Dask Scaling

Dask is a Python library for distributing computation across multiple workers. We use it to parallelise processing.

Overview

A dask cluster is made of:

A scheduler, a lightweight process that coordinates task execution.
Workers, that execute the tasks. They may be running on remote nodes and perform the heavy processing.

Note

The dask scheduler, the dask workers and the batch pre-processing pipeline application must be running in the same Python environment.

Using BPP with dask

Here we outline how to start a dask cluster on your machine and have BPP use it.

Scheduler

In one terminal, activate the batch pre-processing Python environment and launch the scheduler. Assuming you followed the instructions in Installation to set up the Python environment:

cd <BPP_REPOSITORY>
source .venv/bin/activate
dask scheduler

This starts the scheduler on the default port 8786.

Workers

In another terminal, launch the desired number of workers (4 in this example). They will share the CPU cores and RAM of your machine evenly.

cd <BPP_REPOSITORY>
source .venv/bin/activate
dask worker localhost:8786 --nworkers 4 --resources "process=1"

Warning

--resources "process=1" is required – explanation below.

Dashboard

You may now open the dask dashboard in a browser, which runs on port 8787 by default. From there you can observe the progression of tasks in real time; simply navigate to https://localhost:8787.

Pipeline App

Batch pre-processing can now be launched and use the cluster we just started. Just use the same command line with the -d or --dask-scheduler option:

ska-sdp-batch-preprocess run -d localhost:8786 <OPTIONS> <INPUT>

Why worker resources?

The pipeline CLI app runs DP3 tasks, which use multiple threads. Dask has no mechanism to detect how many threads a task uses, and assumes that every task uses 1 thread from the worker’s own Python ThreadPool. This is problematic when running C/C++ code spawning its own pool of threads on the side, like DP3.

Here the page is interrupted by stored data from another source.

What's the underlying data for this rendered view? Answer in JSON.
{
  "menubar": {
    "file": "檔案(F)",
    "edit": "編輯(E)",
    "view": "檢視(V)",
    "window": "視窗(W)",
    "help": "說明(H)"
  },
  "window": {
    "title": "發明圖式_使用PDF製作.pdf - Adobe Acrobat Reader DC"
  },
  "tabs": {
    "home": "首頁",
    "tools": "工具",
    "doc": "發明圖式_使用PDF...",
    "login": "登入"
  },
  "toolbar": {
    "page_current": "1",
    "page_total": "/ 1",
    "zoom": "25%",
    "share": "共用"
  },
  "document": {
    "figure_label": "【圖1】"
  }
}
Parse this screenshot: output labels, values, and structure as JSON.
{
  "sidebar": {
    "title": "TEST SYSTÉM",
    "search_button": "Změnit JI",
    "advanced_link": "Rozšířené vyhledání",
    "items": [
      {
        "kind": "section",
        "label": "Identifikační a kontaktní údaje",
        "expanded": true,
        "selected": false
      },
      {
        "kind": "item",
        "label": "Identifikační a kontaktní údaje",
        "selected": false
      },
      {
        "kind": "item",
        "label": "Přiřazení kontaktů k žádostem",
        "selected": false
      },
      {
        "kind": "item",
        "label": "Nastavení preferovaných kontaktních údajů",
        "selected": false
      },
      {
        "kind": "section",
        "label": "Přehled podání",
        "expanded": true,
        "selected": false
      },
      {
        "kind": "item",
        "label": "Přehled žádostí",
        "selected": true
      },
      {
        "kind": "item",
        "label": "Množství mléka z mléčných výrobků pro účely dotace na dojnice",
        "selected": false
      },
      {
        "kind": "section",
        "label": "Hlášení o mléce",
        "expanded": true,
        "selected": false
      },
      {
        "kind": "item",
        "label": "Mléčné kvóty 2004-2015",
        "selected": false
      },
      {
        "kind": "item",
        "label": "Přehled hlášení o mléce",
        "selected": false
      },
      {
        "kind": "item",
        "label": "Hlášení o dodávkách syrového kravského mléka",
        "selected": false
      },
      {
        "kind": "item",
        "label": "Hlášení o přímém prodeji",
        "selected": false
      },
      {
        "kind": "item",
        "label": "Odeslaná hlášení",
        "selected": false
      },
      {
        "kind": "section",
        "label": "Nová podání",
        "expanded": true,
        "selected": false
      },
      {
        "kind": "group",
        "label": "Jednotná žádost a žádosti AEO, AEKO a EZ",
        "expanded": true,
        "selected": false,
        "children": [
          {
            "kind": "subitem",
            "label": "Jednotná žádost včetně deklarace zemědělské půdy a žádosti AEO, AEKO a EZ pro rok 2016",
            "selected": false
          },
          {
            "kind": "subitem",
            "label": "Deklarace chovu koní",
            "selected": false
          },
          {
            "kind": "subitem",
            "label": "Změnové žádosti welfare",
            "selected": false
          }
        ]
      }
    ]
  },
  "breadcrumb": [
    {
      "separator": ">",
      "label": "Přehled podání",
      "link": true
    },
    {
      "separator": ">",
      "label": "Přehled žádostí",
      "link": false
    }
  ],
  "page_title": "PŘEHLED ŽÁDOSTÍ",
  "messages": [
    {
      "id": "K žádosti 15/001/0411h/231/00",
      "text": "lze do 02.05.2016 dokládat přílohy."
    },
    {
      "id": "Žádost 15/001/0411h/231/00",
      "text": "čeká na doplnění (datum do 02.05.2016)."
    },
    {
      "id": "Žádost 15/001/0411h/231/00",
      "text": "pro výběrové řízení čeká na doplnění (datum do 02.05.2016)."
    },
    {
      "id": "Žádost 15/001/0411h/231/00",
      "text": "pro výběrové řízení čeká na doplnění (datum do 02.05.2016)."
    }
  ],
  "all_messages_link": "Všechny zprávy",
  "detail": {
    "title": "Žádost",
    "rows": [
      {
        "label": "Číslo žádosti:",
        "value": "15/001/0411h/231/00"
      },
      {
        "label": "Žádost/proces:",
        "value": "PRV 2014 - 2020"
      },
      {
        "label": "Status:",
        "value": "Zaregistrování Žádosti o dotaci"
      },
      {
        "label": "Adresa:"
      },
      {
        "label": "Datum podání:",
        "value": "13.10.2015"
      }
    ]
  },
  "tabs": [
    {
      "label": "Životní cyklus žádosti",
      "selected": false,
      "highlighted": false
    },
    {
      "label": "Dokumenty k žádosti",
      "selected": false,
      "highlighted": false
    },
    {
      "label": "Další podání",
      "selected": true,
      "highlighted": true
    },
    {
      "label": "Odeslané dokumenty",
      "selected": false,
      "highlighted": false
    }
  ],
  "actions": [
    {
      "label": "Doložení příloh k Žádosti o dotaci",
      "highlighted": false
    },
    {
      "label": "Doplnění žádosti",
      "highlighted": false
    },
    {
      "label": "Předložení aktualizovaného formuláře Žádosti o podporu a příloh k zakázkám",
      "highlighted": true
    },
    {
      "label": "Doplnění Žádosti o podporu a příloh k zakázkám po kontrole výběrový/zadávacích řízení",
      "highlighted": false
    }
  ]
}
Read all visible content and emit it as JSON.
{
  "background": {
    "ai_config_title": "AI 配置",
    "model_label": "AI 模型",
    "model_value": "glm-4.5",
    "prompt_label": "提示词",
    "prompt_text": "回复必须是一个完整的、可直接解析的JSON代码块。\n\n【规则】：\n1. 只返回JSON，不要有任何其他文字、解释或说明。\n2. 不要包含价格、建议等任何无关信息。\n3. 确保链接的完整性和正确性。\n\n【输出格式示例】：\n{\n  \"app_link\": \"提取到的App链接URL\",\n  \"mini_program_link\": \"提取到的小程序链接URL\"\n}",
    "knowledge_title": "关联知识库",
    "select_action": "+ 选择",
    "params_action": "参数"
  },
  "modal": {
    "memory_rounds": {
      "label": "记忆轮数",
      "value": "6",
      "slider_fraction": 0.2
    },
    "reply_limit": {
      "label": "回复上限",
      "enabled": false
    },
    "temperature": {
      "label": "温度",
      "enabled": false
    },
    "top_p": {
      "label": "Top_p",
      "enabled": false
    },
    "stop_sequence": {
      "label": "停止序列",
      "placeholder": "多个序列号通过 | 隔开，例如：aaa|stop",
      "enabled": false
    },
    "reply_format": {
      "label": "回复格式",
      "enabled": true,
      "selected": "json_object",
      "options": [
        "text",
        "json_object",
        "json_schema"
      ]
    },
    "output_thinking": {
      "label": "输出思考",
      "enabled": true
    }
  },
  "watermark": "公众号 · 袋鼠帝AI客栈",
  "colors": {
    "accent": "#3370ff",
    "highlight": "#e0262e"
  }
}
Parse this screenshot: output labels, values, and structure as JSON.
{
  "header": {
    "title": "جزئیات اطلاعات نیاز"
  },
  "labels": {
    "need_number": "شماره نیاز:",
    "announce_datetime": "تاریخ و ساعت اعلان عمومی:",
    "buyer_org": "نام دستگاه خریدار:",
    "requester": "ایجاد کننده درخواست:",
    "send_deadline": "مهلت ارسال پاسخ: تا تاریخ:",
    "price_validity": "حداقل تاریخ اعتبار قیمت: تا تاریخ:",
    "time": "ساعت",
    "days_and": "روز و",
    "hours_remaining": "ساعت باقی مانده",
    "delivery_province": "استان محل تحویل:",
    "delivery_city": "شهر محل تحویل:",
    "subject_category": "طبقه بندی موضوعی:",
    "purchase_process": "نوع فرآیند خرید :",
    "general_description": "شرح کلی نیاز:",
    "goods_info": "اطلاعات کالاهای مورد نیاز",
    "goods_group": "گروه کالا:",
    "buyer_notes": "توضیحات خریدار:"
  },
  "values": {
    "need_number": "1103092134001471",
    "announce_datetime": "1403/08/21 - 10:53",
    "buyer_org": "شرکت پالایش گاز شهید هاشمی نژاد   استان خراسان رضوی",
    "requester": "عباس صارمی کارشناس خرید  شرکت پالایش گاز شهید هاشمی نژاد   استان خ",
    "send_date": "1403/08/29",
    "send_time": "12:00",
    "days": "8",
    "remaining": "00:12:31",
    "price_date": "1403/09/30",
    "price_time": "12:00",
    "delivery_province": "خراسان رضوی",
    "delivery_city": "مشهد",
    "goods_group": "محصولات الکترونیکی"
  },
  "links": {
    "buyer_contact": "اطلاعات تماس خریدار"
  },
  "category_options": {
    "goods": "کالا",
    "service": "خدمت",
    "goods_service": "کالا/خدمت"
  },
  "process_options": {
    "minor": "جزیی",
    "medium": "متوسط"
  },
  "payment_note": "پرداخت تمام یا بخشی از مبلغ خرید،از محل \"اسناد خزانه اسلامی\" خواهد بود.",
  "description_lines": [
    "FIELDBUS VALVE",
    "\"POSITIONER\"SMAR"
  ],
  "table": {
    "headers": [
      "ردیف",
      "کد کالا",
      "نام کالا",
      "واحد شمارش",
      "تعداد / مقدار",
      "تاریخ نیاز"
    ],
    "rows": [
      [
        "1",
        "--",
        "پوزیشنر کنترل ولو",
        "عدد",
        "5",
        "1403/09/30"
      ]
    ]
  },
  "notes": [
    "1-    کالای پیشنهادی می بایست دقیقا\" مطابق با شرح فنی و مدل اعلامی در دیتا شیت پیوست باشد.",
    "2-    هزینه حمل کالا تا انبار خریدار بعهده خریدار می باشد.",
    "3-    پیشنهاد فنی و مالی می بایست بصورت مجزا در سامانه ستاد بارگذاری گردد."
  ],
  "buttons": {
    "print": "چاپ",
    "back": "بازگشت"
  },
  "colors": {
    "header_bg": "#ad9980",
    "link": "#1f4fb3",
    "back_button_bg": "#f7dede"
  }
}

The only reliable solution is to use worker resources. The batch pre-processing pipeline assumes that all workers define a resource called process; each worker holds 1, and each DP3 task is defined as requiring 1. When a DP3 task reaches a worker, DP3 is launched with the same number of threads as the worker officially owns. A worker thus only ever runs one task at a time, and all threads are used without risk of over-subscription.

The drawback is that resources can only be defined when the workers are launched; hence the need to add --resources "process=1" to the worker launch command.